Japan

My heart aches for Japan. My experience in that country is limited to one accidental day when Joan and I arrived too late to make a planned flight connection, but my heart aches anyway. I can’t imagine what it would be like to see my house and car washed down the road by a tsunami. Of course, houses and cars are mere things; what of the staggering multitude whose lives suddenly ended? The images of the disaster in Japan leave me speechless; I have trouble wrapping my mind around devastation that great.

One can take refuge in the reminder of Psalm 46 that God is still God even when the earth moves. When the earth isn’t moving and when the seas are contained, it is not difficult to profess
“we will not fear though the earth give way and the mountains fall into the heart of the sea, though its waters roar and foam...” But when disaster strikes and the earth does give way, it is another matter entirely.
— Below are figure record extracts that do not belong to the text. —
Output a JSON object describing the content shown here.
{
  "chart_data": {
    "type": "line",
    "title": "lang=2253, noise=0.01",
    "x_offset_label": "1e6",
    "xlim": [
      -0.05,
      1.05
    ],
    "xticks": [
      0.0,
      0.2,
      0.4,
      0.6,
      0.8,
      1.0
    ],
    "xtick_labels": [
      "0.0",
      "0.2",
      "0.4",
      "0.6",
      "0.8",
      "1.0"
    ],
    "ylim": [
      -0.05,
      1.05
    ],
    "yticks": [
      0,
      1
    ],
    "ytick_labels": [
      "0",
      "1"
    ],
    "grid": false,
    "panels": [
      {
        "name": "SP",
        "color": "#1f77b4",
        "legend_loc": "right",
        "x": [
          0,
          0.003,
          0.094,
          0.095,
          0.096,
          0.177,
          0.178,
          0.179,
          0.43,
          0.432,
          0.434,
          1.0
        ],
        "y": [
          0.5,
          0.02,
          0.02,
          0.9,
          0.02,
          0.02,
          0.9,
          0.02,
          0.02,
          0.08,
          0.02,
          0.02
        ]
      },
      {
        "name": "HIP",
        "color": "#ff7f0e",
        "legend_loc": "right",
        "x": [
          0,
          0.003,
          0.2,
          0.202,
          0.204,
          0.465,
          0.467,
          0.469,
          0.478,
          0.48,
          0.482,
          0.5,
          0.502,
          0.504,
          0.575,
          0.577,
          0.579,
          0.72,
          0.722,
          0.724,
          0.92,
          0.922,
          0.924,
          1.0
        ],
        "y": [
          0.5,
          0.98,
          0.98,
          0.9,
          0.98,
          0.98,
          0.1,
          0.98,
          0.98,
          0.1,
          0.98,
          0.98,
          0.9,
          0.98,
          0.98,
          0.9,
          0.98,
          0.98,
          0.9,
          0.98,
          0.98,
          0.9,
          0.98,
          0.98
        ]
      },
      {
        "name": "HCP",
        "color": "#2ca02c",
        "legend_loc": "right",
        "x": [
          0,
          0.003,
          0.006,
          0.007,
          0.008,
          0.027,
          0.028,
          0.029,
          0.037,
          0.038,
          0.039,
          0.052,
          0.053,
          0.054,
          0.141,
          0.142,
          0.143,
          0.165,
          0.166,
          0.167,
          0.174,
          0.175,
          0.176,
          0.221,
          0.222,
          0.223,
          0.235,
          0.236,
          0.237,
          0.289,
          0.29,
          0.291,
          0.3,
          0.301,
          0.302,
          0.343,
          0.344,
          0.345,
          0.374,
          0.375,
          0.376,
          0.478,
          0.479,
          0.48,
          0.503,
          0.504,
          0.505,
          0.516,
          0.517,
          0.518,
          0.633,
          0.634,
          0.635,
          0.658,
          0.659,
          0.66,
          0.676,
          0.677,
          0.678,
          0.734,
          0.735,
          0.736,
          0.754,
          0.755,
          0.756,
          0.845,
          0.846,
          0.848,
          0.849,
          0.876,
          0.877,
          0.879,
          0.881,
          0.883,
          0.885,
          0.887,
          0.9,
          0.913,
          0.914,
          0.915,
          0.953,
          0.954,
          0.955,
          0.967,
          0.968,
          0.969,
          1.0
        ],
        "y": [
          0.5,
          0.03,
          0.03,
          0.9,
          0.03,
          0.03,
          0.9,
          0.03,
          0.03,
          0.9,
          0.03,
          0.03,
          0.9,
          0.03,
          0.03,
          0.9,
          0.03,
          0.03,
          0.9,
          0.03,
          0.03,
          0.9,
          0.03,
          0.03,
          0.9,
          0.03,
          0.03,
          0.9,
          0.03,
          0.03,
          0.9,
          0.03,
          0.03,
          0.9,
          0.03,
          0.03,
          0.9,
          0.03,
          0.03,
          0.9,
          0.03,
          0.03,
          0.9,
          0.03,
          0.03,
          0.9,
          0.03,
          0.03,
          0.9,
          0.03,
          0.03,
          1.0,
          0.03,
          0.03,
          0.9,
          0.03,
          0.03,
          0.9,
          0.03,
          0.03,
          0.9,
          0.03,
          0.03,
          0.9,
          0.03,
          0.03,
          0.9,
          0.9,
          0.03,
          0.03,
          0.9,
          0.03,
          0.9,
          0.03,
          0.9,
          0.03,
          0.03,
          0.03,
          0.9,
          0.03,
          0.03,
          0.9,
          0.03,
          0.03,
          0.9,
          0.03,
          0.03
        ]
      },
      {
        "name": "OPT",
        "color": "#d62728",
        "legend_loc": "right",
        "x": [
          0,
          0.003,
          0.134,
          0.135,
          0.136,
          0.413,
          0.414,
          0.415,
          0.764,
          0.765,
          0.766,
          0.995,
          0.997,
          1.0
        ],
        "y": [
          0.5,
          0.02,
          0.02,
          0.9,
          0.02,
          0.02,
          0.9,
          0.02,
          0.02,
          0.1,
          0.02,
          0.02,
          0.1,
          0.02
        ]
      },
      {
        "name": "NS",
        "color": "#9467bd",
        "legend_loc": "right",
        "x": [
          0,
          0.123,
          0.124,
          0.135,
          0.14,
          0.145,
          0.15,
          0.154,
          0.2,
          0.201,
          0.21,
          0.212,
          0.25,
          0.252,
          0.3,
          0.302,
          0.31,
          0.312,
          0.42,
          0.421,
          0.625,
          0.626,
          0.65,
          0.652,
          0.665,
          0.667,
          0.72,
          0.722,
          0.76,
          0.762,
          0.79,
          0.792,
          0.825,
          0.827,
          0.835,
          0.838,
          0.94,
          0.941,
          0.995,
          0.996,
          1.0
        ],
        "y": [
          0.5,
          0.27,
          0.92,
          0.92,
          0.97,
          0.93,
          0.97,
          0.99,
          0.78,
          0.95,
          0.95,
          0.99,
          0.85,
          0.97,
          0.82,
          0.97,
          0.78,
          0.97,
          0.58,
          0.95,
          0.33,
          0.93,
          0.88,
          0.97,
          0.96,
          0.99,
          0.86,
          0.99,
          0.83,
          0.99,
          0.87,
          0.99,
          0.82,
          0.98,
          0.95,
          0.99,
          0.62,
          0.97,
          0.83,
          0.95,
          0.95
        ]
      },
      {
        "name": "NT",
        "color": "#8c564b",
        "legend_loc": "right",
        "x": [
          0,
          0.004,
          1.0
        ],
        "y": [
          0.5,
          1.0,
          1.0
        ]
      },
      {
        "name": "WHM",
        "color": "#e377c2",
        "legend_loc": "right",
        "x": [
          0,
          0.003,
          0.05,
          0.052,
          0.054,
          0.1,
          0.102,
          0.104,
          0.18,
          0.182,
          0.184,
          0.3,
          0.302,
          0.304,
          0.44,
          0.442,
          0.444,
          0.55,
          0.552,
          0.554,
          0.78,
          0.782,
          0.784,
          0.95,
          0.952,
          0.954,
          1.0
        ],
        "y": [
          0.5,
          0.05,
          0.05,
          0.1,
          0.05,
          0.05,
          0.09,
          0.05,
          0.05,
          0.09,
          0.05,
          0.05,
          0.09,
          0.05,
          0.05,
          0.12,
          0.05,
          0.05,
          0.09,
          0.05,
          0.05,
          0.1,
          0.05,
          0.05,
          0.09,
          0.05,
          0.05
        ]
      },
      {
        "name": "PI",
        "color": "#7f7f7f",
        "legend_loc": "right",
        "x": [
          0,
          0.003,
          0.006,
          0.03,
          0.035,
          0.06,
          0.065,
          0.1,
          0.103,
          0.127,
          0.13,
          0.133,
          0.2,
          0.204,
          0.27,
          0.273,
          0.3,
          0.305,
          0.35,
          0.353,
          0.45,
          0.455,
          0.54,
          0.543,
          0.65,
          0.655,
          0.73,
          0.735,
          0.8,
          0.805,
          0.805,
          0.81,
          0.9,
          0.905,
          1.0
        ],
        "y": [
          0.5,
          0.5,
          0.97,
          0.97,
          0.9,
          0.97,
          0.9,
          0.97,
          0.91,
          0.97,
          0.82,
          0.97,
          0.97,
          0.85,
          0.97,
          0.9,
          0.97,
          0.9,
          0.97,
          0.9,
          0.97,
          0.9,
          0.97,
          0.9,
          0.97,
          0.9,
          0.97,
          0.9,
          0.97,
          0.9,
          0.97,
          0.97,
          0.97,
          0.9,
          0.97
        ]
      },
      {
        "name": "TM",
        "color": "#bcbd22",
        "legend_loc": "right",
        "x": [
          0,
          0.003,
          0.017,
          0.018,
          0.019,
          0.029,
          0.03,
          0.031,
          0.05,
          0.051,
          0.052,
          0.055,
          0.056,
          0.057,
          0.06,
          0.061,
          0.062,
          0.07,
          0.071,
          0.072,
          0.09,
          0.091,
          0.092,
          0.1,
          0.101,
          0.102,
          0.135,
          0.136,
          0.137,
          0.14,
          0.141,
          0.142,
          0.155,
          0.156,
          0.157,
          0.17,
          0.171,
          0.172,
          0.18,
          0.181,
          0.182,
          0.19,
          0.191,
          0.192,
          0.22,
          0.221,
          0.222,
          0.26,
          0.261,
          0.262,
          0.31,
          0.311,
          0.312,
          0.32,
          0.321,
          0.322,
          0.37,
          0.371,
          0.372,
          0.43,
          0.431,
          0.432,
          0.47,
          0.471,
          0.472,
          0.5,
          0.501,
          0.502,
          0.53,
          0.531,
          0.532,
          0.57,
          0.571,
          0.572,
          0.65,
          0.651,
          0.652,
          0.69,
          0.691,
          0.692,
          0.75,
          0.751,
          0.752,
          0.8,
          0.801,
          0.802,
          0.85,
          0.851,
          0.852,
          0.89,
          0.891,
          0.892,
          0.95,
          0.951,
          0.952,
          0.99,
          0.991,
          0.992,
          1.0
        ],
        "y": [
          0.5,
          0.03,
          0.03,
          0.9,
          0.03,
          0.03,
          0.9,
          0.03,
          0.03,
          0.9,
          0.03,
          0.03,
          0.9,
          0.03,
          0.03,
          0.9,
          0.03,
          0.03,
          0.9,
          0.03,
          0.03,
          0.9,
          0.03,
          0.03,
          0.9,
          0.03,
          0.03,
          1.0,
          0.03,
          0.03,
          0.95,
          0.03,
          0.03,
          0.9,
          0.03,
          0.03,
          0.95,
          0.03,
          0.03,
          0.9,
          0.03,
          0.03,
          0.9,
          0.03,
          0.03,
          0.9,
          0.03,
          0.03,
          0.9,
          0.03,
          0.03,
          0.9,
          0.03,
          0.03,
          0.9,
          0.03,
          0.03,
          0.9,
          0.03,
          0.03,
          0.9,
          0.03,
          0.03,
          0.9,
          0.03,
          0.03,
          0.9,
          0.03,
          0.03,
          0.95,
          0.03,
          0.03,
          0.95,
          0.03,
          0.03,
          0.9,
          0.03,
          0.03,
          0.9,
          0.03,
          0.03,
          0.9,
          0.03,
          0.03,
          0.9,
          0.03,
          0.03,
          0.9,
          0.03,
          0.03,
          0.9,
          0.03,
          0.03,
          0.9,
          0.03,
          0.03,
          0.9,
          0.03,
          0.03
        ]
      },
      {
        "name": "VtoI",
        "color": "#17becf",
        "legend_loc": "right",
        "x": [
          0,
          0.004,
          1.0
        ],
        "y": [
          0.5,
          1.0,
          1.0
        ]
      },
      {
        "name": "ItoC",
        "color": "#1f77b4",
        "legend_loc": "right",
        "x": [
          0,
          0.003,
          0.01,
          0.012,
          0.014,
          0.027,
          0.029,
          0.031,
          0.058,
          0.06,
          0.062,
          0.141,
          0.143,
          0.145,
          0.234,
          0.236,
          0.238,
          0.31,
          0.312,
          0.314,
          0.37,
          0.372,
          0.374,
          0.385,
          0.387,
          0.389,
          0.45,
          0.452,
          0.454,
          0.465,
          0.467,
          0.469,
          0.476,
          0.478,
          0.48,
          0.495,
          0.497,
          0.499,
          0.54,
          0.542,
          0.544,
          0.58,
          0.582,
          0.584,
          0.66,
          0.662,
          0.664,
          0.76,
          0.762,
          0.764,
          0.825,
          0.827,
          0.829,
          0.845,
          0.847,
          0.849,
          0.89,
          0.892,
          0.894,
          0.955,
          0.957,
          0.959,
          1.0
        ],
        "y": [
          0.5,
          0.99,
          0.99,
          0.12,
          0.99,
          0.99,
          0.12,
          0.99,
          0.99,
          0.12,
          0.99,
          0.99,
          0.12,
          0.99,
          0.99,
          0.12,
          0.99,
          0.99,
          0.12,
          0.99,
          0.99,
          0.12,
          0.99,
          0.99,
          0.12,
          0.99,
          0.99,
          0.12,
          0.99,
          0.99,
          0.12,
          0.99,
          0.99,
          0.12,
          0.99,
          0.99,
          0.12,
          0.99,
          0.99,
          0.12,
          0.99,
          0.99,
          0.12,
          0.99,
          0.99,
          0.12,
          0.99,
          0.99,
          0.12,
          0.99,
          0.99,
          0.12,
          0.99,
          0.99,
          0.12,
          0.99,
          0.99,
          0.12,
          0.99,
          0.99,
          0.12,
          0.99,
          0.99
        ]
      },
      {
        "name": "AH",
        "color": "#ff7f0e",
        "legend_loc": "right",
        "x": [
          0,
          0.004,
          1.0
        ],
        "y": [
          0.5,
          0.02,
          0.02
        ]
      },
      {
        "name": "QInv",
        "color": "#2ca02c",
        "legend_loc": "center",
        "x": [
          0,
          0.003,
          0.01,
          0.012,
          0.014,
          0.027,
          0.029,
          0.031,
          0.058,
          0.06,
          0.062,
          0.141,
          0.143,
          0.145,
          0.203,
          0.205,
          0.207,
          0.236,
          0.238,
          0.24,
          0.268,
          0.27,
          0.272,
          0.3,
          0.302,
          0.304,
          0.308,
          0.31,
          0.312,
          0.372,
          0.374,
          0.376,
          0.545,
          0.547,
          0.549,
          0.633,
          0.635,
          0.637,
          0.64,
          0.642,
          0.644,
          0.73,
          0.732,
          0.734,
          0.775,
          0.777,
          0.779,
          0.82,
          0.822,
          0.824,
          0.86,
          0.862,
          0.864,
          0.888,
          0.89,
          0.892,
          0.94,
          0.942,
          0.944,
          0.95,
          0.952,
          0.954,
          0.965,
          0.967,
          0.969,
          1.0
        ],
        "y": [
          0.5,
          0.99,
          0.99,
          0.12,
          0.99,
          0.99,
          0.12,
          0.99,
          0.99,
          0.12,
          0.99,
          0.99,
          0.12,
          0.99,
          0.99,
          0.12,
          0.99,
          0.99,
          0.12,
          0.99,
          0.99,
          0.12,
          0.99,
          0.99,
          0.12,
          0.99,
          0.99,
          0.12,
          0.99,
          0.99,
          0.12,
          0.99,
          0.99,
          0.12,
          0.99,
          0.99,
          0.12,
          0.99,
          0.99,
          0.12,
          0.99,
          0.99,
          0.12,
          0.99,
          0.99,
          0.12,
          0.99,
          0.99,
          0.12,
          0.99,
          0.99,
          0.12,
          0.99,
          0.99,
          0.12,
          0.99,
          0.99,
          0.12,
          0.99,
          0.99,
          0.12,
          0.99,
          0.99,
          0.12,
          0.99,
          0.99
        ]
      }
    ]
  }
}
I can understand Job’s silence in the face of God’s questions:

“Who shut up the sea behind doors
   when it burst forth from the womb,
when I made the clouds its garment
   and wrapped it in thick darkness,
when I fixed limits for it
   and set its doors and bars in place,
when I said, ‘This far you may come and no farther;
   here is where your proud waves halt’?”

I’d be silent, too.

I take comfort in knowing that God is not defined by the restless crust of a fallen planet. He whose love knows no limit and who transcends the Richter scale will not waste 9.0.
“I will be exalted among the nations,” he said - the same nations that are in an uproar. In the midst of disaster and in its aftermath, in the gracious acts of relief workers and ordinary people, among those left speechless and those who weep, Lord, be glorified.